Tenía además un diario en el que contaba con lujo de detalles todo lo que me ocurría en el colegio y todas mis peripecias en un lugar que yo consideraba un infierno.
Pero fue a los catorce años cuando se me ocurrió escribir una historia de verdad. Ficción. Siempre tuve una imaginación muy prolífica. Imaginaba que era otra persona, creaba personajes, situaciones, etcétera y no fue sino hasta esa edad que decidí llevar mis imaginaciones al papel.
Un buen día tomé lápiz y papel, literalmente, y arranqué; la historia comenzaba así "Era una tarde de un día cualquiera, cuando el hombre alto, elegante…" y desde allí no pude parar de escribir.
Normalmente lo hacía en las noches, cuando nadie me veía y sobre todo era cuando mi inspiración estaba al máximo, me escondía porque sabía que si alguien descubría mis escritos se burlarían de mí.
Años más tarde descubrí otros escritores, Victoria Holt, Stephen King; mis favoritos, Morris West, Daphne Du Murier, Emily Brontë, nada suficientemente latinoamericano como para identificarme con mi idiosincrasia.
Estudié periodismo porque quería escribir, al fin y al cabo, es lo único que sé hacer bien, pero me cansé de contar historias cotidianas en un periódico de tercera.
Que si a un barrio le faltaban los servicios públicos, que si los políticos decían cada día una mentira nueva, que si un hombre mató a su mujer y luego se suicidó, que si atracaron un banco. ¡BASTA!.
Ahora estoy desempleada y extraño mi trabajo, pero me entretengo con mis personajes de ficción. Ya llevo ocho historias escritas, no muy originales, pero las adoro. Es como parir un hijo, se quiere y se le deja ser como debe ser.
Mis personajes los veo como hologramas, formas transparentes que hablan, se mueven en escenarios igual de transparentes pero con colores translúcidos, mi imaginación no tiene fin. Por eso siempre he dicho que Dios me dotó de una gran creatividad.

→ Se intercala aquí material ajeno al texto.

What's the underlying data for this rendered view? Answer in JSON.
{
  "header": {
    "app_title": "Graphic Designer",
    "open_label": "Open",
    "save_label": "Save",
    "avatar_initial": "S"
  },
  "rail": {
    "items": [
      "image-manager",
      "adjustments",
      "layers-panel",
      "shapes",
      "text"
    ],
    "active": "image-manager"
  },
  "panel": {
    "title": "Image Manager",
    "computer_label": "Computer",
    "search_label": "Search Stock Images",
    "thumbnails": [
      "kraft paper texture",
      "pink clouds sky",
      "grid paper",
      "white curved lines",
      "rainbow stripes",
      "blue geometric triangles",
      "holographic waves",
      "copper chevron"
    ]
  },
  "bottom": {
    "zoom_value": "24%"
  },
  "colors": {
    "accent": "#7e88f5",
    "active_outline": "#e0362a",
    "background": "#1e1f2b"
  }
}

Me pregunto si los demás escritores que existen en esta nave espacial que es la tierra también ven a sus personajes de la misma forma. Para mí, son personas que si quisieran podrían colocar su mano sobre mi cabeza y acariciarme como a un perrito y a la vez decir con sus indistintas voces, "hey, nos hiciste bien", eso sí, no me darían una galletita para perros.